We are saturated by a culture that sexualizes women but also demonizes them, that celebrates fuzzy consent and certainly doesn't punish it, that blames victims for the sexual violence done to them, that is sometimes willing to ask people to intervene but is never willing to directly say to men that they should not rape. This kind of saturation makes it so people don't really want to hear another story about a woman being sexually assaulted—and even if someone is willing to listen to story after story, what has to change to make it so these kinds of violent acts don't happen with such regularity feels insurmountable. So there is this idea then that to get people to care, the story of that violence that you share (either as a journalist or a survivor) has to shock people so that they say, "Damn, even in THIS culture that doesn't care much for women, THAT is bad."

As Luther says, people often don't want to hear about victims of sexual assault unless the stories are too horrible to ignore or brush aside. The painful flip side of that, though, is that, while there can be an impulse to minimize sexual violence, there's also a cultural enthusiasm for consuming it and packaging it as entertainment. If Eden were marketed as fiction, and without any other changes, it could be just another exploitation film. In stories about sexual violence the distinction between appealing to people's prurient instincts and appealing to their moral outrage can wear very thin.

Again, the impulse in looking for, and publicizing, sensational stories is often to wake people up, and to help victims. But the result can be the opposite. Most obviously, false accusations can damage the reputations of people who are innocent, and can make those who have been assaulted less likely to come forward, and less likely to be believed.

Beyond that, focusing on sensational stories can damage victims in other ways. Focusing on gang rapes by strangers can make it seem like that is the only sexual violence that counts as stranger violence, when most rapes are perpetrated by non-strangers, and a large percentage by friends, acquaintances, or intimates. There's perhaps an even more poisonous dynamic for sex workers, where narratives of sex trafficking, like those in Eden, are used to justify criminalizing prostitution, which puts the women involved at more, rather than less, risk.

"Eden was created to justify oppressive actions of law enforcement," according to Mistress Matisse, a Seattle dominatrix and sex-worker's rights activist who was one of the first to raise questions about the film. "It seeks to direct public money and resources away from real people who are truly suffering and asking for help, and towards sex-negative, sexist, racist, and generally repressive political agenda. The people most likely to be harmed by anti-trafficking policies are poor women, and most often women of color. They are most likely to be arrested and incarcerated, and to have their lives ruined by people who claim they are 'saving victims' by arresting them." 

Sexual violence or victimization usually doesn't fit into exploitation tropes. The violence most sex workers face routinely is being harassed, arrested, and (sometimes) assaulted by police. When trafficking does happen, it's generally not a giant conspiracy involving U.S. marshalls but small-scale, petty, cruel cases of individual blackmail—an unphotogenic nightmare, as in the documentary A Civil Remedy. Similarly, Erdely's well-documented discussion of the ways in which UVa's bureaucracy fails to provide adequate resources or options for everyday victims of sexual assault was buried by the sensationalism of, and backlash against, Jackie's story.

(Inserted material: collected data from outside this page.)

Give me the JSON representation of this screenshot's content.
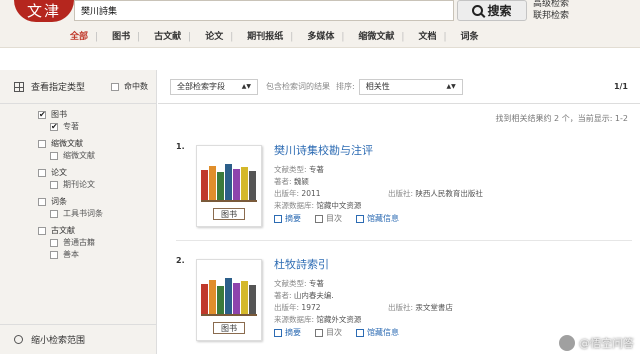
{
  "logo": {
    "text": "文津"
  },
  "search": {
    "value": "樊川詩集",
    "button_label": "搜索",
    "advanced": "高级检索",
    "federated": "联邦检索"
  },
  "tabs": [
    "全部",
    "图书",
    "古文献",
    "论文",
    "期刊报纸",
    "多媒体",
    "缩微文献",
    "文档",
    "词条"
  ],
  "sidebar": {
    "heading": "查看指定类型",
    "hit_label": "命中数",
    "categories": [
      {
        "label": "图书",
        "checked": true,
        "subs": [
          {
            "label": "专著",
            "checked": true
          }
        ]
      },
      {
        "label": "缩微文献",
        "checked": false,
        "subs": [
          {
            "label": "缩微文献",
            "checked": false
          }
        ]
      },
      {
        "label": "论文",
        "checked": false,
        "subs": [
          {
            "label": "期刊论文",
            "checked": false
          }
        ]
      },
      {
        "label": "词条",
        "checked": false,
        "subs": [
          {
            "label": "工具书词条",
            "checked": false
          }
        ]
      },
      {
        "label": "古文献",
        "checked": false,
        "subs": [
          {
            "label": "普通古籍",
            "checked": false
          },
          {
            "label": "善本",
            "checked": false
          }
        ]
      }
    ],
    "narrow": "缩小检索范围"
  },
  "filters": {
    "field_select": "全部检索字段",
    "contains": "包含检索词的结果",
    "sort_label": "排序:",
    "sort_select": "相关性",
    "page_indicator": "1/1"
  },
  "summary": "找到相关结果约 2 个，当前显示: 1-2",
  "results": [
    {
      "num": "1.",
      "title": "樊川诗集校勘与注评",
      "type_label": "文献类型:",
      "type": "专著",
      "author_label": "著者:",
      "author": "魏颍",
      "year_label": "出版年:",
      "year": "2011",
      "publisher_label": "出版社:",
      "publisher": "陕西人民教育出版社",
      "source_label": "来源数据库:",
      "source": "馆藏中文资源",
      "cover_label": "图书",
      "actions": [
        "摘要",
        "目次",
        "馆藏信息"
      ]
    },
    {
      "num": "2.",
      "title": "杜牧詩索引",
      "type_label": "文献类型:",
      "type": "专著",
      "author_label": "著者:",
      "author": "山内春夫编.",
      "year_label": "出版年:",
      "year": "1972",
      "publisher_label": "出版社:",
      "publisher": "汞文堂書店",
      "source_label": "来源数据库:",
      "source": "馆藏外文资源",
      "cover_label": "图书",
      "actions": [
        "摘要",
        "目次",
        "馆藏信息"
      ]
    }
  ],
  "watermark": "@悟空问答",
  "colors": {
    "brand_red": "#b5261e",
    "link_blue": "#2c6bb3",
    "tab_active": "#c0392b"
  }
}
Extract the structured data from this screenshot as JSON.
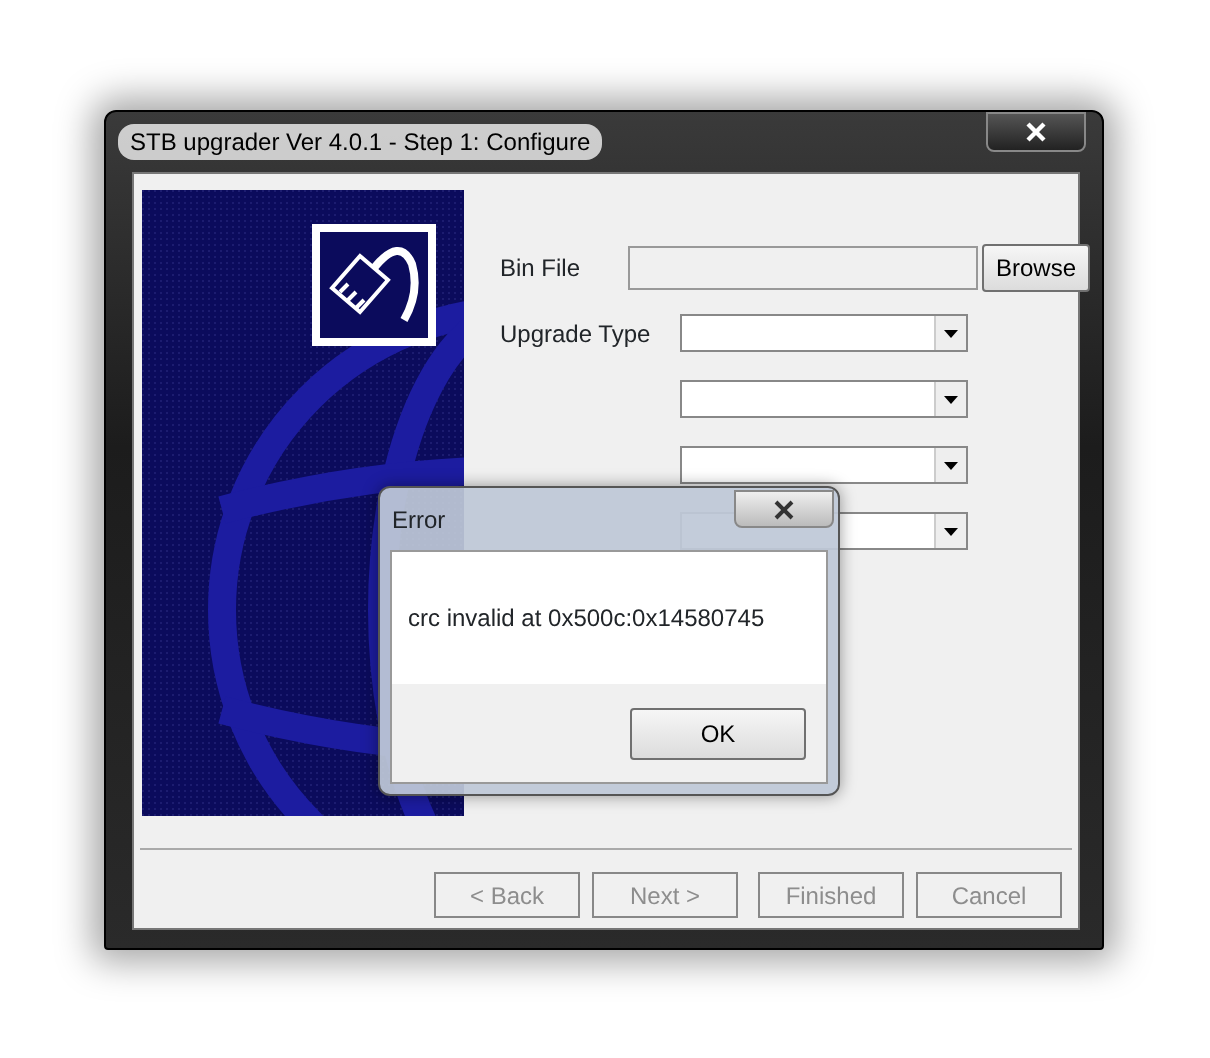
{
  "window": {
    "title": "STB upgrader Ver 4.0.1 - Step 1: Configure"
  },
  "fields": [
    {
      "kind": "text",
      "label": "Bin File",
      "button": "Browse"
    },
    {
      "kind": "select",
      "label": "Upgrade Type"
    },
    {
      "kind": "select"
    },
    {
      "kind": "select"
    },
    {
      "kind": "select"
    }
  ],
  "wizard_buttons": [
    {
      "label": "< Back",
      "disabled": true
    },
    {
      "label": "Next >",
      "disabled": true
    },
    {
      "label": "Finished",
      "disabled": true
    },
    {
      "label": "Cancel",
      "disabled": true
    }
  ],
  "dialog": {
    "title": "Error",
    "message": "crc invalid at 0x500c:0x14580745",
    "button": "OK"
  }
}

"It's possible that the truth of sexual violence is too messy to fit within journalism's narrative preference for perfect victims and villains," Maya Dusenberry argues. I think that's right—but it's not just a desire for perfect victims and villains that makes it difficult to report on these issues. There's also a desire for exploitation itself, both on the part of the media and on the part of their audiences. For those who want to save victims and those who want to blame them, there is, or can often be, an investment in the narratives of sex and violence. Unless a writer, or a reader, is very careful, victim's stories, and the outrage or horror or titillation they provoke, become more important than the victims themselves.